Research on camps, borders, and the infrastructures of migration management also significantly shapes our programme. Manuel Herz’ research and his collaborative practice with Sahrawi refugees explores how camps can be spaces of social emancipation and are used to prefigure the institutions of a nation by a refugee population living in exile. Maren Larsen’s dissertation explores the city-making, home-making, and world-making potentials of UN peacekeeping camps in Eastern Congo, as part of the SNF-funded project Making the City: Agency, Urbanity, and Urbanisation in Ordinary Cities. A collaborative research project, led by Bilgin Ayata and co-coordinated by Kenny Cupers, explores the newly implemented EU hotspots. Funded by the Swiss Network for International Studies, the project explores how such migration infrastructure reshapes the Mediterranean border regime. Within this project, Alaa Dia’s dissertation explores the design of the hotspots as a new type of bordering device and humanitarian space. Emilio Distretti, together with documentary-photographer Mimi Mollica developed a research project across Sicily and Tunisia that reads contemporary migrants’ deaths at the Mediterranean Sea borders as part of the longue durée of Europe’s colonial history.

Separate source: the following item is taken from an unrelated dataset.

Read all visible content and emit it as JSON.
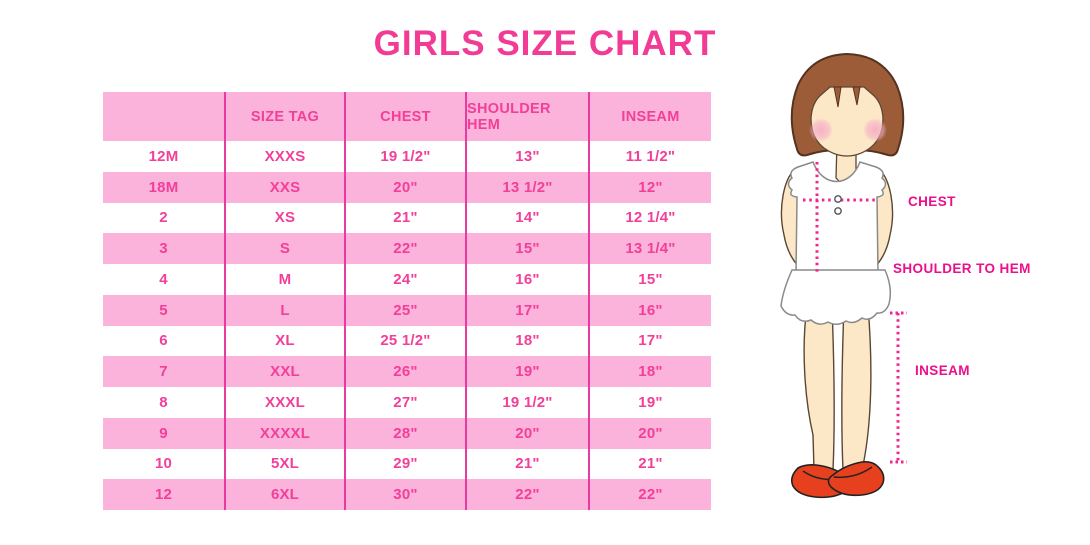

A growing area of research explores how design shapes urban, transnational, and planetary politics. Kenny Cupers’ research and forthcoming book focus on German colonialism to reveal how conflict over land in Africa and the borderlands of central Europe shaped modernism. Manuel Herz’ construction of public health and education infrastructure in Senegal, funded by the Josef and Anni Albers Foundation rethinks the practice and implications of design in a Southern context. Future work on this thematic includes, in collaboration with Claudia Mareis (FHNW Academy of Art and Design) and Orit Halpern (Concordia University, Montreal), Kenny Cupers’ new project analyzing how design influenced and changed political thinking and governance in the second half of the 20th century. Funded by an SNF Sinergia grant and starting in spring 2020, the project brings together over a dozen researchers with the aim to open a new field for interdisciplinary design research. As a postdoctoral scholar on the project, Laura Nkula-Wenz will build on her experience researching the diverse and situated expressions of creative cityness in Cape Town to explore ‘design for development’ as an emerging governing paradigm in post-apartheid cities. Michelle Weitzel will focus on resilience in Israeli/Palestine security design, and Kenny Cupers on Eurafrican afterlives in infrastructure design.